The establishment of mesoscale model consisted of two steps. Firstly, the macroscopic and macro–mesoscopic models were analyzed in order to capture the general trends and to identify the critical part. Secondly, a fine mesoscale model containing the critical part was made, and the study was resolved. In order to allow for smooth transition between macroscale and mesoscale, the FE mesoscopic model including macro–meso interface was established (Fig. 1g). The change of material parameters was consistent with the mesoscale model.

Establishment of mesoscopic FE model

The osteon was a basic unit for organizing and constructing the cortical bone, which composes of multilayered quasi-cylindrical composites of compact tissue arranged in 7–10-µm-thick lamella around the Haversian canal (Fig. 1i) [20]. Each osteon lamella had different properties [26]. Each osteon was encircled in a 1–5-μm-thick interface structure form, which was called the cement line, to separate osteon from interstitial bone (Fig. 1j). In the analysis, 10 bone lamellae were established. The cement line was set 1 µm [42]. The global effects from the macroscale model were transferred to the mesoscale model via appropriate boundary conditions. By the analysis of the simulation results of macroscale model, we confirmed the critical part near the outer region of periosteum as the position of mesoscale model. As shown in Fig. 1h, the mesoscale model was a cube (340 µm) that cut from the macro–mesoscopic model near the periosteum, which contained one osteon.

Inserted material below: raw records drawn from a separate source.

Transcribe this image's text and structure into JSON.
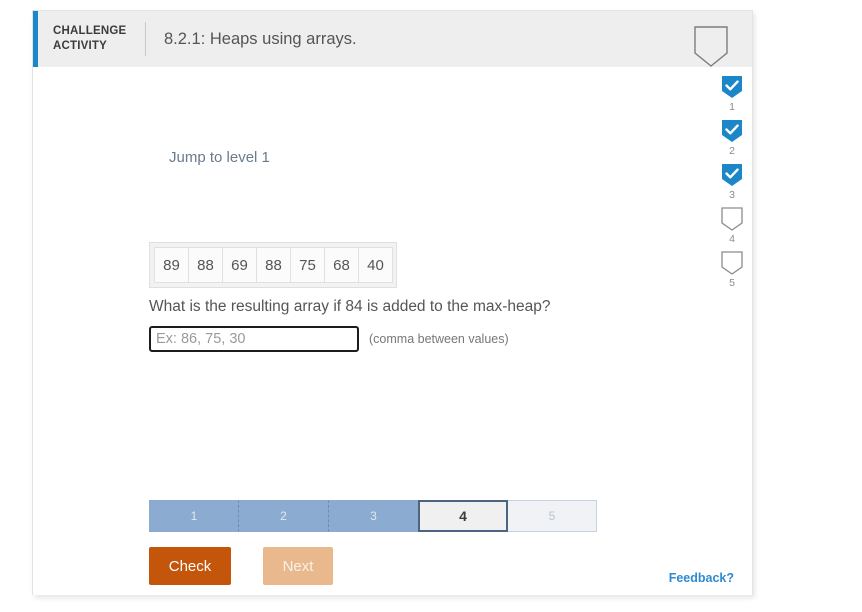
{
  "header": {
    "label_line1": "CHALLENGE",
    "label_line2": "ACTIVITY",
    "title": "8.2.1: Heaps using arrays.",
    "bookmark_icon": "shield-outline-icon",
    "accent_color": "#1b87c9"
  },
  "main": {
    "jump_link": "Jump to level 1",
    "array": {
      "values": [
        "89",
        "88",
        "69",
        "88",
        "75",
        "68",
        "40"
      ]
    },
    "question": "What is the resulting array if 84 is added to the max-heap?",
    "answer": {
      "value": "",
      "placeholder": "Ex: 86, 75, 30",
      "hint": "(comma between values)"
    },
    "segments": [
      {
        "label": "1",
        "state": "done"
      },
      {
        "label": "2",
        "state": "done"
      },
      {
        "label": "3",
        "state": "done"
      },
      {
        "label": "4",
        "state": "current"
      },
      {
        "label": "5",
        "state": "todo"
      }
    ],
    "buttons": {
      "check": "Check",
      "next": "Next"
    },
    "feedback": "Feedback?"
  },
  "rail": {
    "items": [
      {
        "number": "1",
        "state": "complete",
        "icon": "shield-check-icon"
      },
      {
        "number": "2",
        "state": "complete",
        "icon": "shield-check-icon"
      },
      {
        "number": "3",
        "state": "complete",
        "icon": "shield-check-icon"
      },
      {
        "number": "4",
        "state": "incomplete",
        "icon": "shield-outline-icon"
      },
      {
        "number": "5",
        "state": "incomplete",
        "icon": "shield-outline-icon"
      }
    ],
    "complete_color": "#1b87c9",
    "incomplete_color": "#8c8c8c"
  }
}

Boundary conditions and material parameters of the mesoscale model

The mesoscale model was based on the coupling of Structural Materials Module and Darcy’s law in COMSOL Multiphysics. Since the model contained the properties of structural mechanics and fluid flow behaviors that were modeled with a poroelastic material, many degrees of freedom were required in order to obtain the accurate behaviors of poroelastic mechanics in all functional units. The concept of this technique required that an analysis of the macro–mesoscopic model was performed in order to capture general trends, followed by an analysis of a mesoscale model which the macro–mesoscopic structure units subdivided into mesoscale structure units were studied in detail. The result of the macro–mesoscale, the displacement and pore pressure, were prescribed directly to the boundaries where the mesoscale model was cut out of the macro–mesoscale and via strain and pressure gradient transfer to the mesoscale model, which ensured the continuity of the two scales.

Each lamella was given different value of E and klcp. Er1, and Ez1 represent the radial and the longitudinal Young’s modulus of lamella 1 (Fig. 1i), respectively, Er2, and Ez2 represent the radial and the longitudinal Young’s modulus of lamella 2 (Fig. 1i), respectively, and so on. Generally speaking, the distribution of E along radial direction could be divided into the following three cases: Case 1: The value was high in the middle bone lamellae and low in lateral and medial bone lamellae [20]. Case 2: There was an increasing trend of E from the medial to the lateral [21]. Case 3: There was a decreasing trend of E from the medial to the lateral [22, 23].

As same as Chen et al., we assumed the osteon lamellae were all perfectly bonded, and each lamella had different permeability [10]. klcp1 represents the lacunar–canalicular permeability of lamellae 1 (Fig. 1i), and klcp2 represents the lacunar–canalicular permeability of lamellae 2, and so on. Three cases of permeability were considered in this model. In Case 4, klcp decreased linearly from lamella 1 to lamella 10. In Case 5, klcp increased linearly from lamella 1 to lamella 10, and in Case 6, the klcp had a symmetric distribution. The reference model was the macro–mesoscopic model which E and klcp were a fixed value at the corresponding position. The specific parameters of E and klcp in each lamella were shown in Tables 3 and 4.